Blackfoot’s Rickey Medlock to play B.B. King’s on Nov. 15, talks Skynyrd and more

by | Nov 14, 2016 | Culture, Entertainment, Music

Rickey Medlock & Blackfoot / Photo: Doug Heslip

Rickey Medlock & Blackfoot / Photo: Doug Heslip

Rickey Medlock is best known for his work with Blackfoot and Lynyrd Skynyrd, first getting together with the Skynyrd crew in the early 1970s. But music was a part of Rickey’s life well before the “Sweet Home Alabama” and “Freebird” hitmakers were around. He began playing guitar and drums long prior to his teenage years. Even earlier, as a three-year old, he was performing on-stage with his grandfather, noted Delta bluesman Shorty Medlock.

Nowadays, between tours with Skynyrd — he rejoined in 1996 — Rickey stays involved with Blackfoot, which he had formed after high school. Now touring in support of the Southern Native album, released via Loud & Proud Records, Blackfoot returns to the area with a Nov. 15 show at B.B. King Blues Club & Grill. This show in Times Square will feature Rickey on-stage alongside lead guitarist/vocalist Tim Rossi, guitarist/vocalist Rick Krasowski, bassist Brian Carpenter, and drummer Matt Anastasi.

Rickey caught up with Downtown about Blackfoot’s early days in the East Village and what he has coming up for him. More info on Blackfoot can be found at, beyond the group’s official Twitter and Facebook accounts.


Where was the first gig you ever played in New York? What do you remember about it?

Rickey Medlock: I remember we moved from Gainesville, Florida to try and cut product for a record label that was in with CBS. We had a flat in the East Village between 2nd and 3rd Avenue and was finding it was going to be a tougher road that we had thought. After being there, within a week, all of our gear was stolen out of our trailer and we had no equipment or money to even think about buying more. Fortunately, a guy that worked at the label took it upon himself to hook us up with more gear and we were off and running again. Very tough back then for a bunch of Southern boys to come up north and find work at all. But first show was out on Long Island opening for an already-established band called Rhinoceros, who had a hit out on radio at the time. I couldn’t begin to tell you the name of the place, but I remember when we hit the stage I knew that we were a long way from home!

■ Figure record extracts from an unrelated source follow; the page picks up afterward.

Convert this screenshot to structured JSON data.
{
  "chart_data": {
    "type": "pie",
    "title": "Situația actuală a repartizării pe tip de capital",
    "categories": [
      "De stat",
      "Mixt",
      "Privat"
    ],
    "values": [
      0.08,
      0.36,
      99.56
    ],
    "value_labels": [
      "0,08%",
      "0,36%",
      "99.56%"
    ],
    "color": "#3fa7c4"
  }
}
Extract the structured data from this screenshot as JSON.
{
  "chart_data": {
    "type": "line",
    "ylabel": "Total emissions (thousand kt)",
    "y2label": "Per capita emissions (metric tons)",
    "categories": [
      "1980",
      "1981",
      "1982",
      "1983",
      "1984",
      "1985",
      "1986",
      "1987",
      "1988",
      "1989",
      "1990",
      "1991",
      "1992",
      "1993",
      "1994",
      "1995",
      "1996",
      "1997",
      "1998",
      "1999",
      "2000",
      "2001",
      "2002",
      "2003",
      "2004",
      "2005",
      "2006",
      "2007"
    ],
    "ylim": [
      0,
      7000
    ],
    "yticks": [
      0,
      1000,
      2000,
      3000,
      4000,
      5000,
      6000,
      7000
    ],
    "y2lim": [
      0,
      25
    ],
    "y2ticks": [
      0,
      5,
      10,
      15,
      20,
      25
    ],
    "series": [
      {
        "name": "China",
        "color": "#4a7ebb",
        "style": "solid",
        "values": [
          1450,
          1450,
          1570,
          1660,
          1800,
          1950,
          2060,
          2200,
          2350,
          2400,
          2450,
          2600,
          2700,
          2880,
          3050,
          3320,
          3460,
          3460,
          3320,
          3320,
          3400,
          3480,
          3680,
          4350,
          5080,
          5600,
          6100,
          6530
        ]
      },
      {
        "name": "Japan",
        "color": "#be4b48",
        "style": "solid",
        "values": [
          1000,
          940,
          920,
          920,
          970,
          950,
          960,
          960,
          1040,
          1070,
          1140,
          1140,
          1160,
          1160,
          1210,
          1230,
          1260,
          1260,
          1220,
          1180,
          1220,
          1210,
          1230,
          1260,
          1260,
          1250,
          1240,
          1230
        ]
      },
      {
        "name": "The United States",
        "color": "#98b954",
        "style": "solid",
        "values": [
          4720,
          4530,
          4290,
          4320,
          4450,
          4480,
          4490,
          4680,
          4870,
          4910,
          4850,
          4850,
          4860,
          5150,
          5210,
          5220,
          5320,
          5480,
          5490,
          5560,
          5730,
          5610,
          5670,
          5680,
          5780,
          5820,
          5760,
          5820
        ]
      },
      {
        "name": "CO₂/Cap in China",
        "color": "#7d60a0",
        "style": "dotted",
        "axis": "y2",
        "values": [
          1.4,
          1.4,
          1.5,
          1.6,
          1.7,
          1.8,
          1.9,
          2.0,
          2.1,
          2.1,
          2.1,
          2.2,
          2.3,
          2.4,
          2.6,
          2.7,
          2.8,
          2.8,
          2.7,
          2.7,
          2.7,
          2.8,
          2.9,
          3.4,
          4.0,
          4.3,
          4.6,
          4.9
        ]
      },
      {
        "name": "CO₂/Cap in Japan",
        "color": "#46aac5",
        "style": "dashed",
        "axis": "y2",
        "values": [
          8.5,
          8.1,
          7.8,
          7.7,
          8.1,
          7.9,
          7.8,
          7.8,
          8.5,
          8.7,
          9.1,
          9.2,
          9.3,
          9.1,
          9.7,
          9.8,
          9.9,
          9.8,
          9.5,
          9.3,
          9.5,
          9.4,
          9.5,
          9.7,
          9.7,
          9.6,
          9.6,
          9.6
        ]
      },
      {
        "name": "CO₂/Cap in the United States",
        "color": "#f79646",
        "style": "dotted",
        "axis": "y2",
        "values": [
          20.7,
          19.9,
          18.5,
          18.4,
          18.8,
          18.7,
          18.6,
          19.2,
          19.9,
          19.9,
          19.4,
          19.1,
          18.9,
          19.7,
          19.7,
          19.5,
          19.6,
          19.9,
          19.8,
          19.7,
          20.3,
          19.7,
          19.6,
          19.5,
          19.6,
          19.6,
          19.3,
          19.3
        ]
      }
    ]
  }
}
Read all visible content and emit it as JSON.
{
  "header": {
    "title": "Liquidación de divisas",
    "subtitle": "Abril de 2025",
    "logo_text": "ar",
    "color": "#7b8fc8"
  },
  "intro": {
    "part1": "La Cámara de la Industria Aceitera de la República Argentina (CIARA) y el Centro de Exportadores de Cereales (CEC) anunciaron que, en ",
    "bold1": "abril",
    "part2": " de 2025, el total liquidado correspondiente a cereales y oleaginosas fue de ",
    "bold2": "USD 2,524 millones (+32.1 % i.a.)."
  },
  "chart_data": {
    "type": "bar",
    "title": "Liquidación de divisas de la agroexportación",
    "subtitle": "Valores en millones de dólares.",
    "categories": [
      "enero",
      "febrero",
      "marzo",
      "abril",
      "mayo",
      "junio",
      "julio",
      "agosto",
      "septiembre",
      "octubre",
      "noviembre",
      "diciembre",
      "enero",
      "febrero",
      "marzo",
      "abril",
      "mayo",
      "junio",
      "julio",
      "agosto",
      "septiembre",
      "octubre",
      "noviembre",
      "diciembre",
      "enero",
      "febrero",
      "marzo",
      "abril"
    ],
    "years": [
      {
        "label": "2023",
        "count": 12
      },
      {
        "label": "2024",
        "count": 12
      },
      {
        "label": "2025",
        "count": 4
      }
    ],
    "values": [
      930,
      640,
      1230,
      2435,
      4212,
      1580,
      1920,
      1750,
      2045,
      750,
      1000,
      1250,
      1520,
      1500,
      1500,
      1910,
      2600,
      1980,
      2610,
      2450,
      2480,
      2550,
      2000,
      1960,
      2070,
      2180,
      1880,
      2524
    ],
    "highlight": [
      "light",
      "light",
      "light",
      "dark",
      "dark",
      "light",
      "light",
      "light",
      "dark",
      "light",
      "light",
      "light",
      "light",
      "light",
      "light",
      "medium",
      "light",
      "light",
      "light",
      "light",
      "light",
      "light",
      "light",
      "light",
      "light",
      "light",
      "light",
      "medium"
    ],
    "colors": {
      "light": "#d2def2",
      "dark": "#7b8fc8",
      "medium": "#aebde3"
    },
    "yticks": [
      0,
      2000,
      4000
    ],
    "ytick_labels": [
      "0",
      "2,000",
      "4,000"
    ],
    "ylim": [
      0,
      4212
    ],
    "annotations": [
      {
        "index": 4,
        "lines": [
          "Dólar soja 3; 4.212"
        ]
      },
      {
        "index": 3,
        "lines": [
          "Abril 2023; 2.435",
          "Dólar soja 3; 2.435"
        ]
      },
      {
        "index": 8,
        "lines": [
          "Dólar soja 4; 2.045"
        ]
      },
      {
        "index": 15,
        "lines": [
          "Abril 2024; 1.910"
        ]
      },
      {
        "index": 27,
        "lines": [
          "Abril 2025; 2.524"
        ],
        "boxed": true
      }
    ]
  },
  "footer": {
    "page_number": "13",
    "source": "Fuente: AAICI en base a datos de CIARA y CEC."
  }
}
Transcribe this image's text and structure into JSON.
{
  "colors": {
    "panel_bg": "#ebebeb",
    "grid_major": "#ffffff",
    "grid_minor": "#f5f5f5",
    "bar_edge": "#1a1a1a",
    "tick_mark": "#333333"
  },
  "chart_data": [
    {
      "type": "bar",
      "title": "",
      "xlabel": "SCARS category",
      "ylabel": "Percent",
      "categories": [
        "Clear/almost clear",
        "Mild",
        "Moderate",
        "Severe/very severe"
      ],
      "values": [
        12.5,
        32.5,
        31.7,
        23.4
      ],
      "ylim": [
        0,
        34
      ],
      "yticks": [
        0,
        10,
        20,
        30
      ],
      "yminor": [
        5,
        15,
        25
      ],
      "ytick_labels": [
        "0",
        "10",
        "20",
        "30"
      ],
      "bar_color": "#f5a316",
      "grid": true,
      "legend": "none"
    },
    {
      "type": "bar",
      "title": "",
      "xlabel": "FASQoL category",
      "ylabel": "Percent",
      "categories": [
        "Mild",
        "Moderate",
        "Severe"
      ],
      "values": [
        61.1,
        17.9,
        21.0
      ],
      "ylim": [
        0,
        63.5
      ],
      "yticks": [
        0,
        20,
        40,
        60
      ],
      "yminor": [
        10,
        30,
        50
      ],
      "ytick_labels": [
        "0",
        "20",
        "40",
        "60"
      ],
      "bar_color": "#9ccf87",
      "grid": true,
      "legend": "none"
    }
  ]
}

For someone who hasn’t seen you live before, what should they expect from the B.B. King’s show? Entirely new Blackfoot material?

RM: It’s a really cool thing, the band comes out and plays some of the classics and new stuff from the Southern Native CD. They do about 45 minutes or so, and then out of nowhere I come out and join them and play more classics and even some of the new stuff with them. We always plan for a 90-minute show, but once we get going, it usually turns into two hours or more. It is a load of fun!

What’s coming up for you after this tour wraps? Any possibility of Skynyrd returning to New York?

RM: After this show, I will be back south to pursue another project I have in the works, as I am always trying to keep myself busy. As for Skynyrd, we are planning next year and even looking at recording new material and get some new product out, and of course, can’t keep us off the road…

When not busy with your career, how do you like to spend your free time?

RM: I love to fish, always have since I was very young. My grandfather Shorty, who raised me along with my grandmother, always took me fishing and it has followed me my whole life. Other than that, I love staying busy, writing, recording, producing and even dabbling in television.

Finally, Rickey, any last words for the kids?

RM: I get asked quite often, what is the secret to “making it?” My answer is the same as always: “write great songs and follow your heart!” But along with that, you have to have the perseverance to push through hard times, because there WILL BE those no matter even if you have success, so be careful for what you wish for. But, bottom line, it’s great songs that will last forever.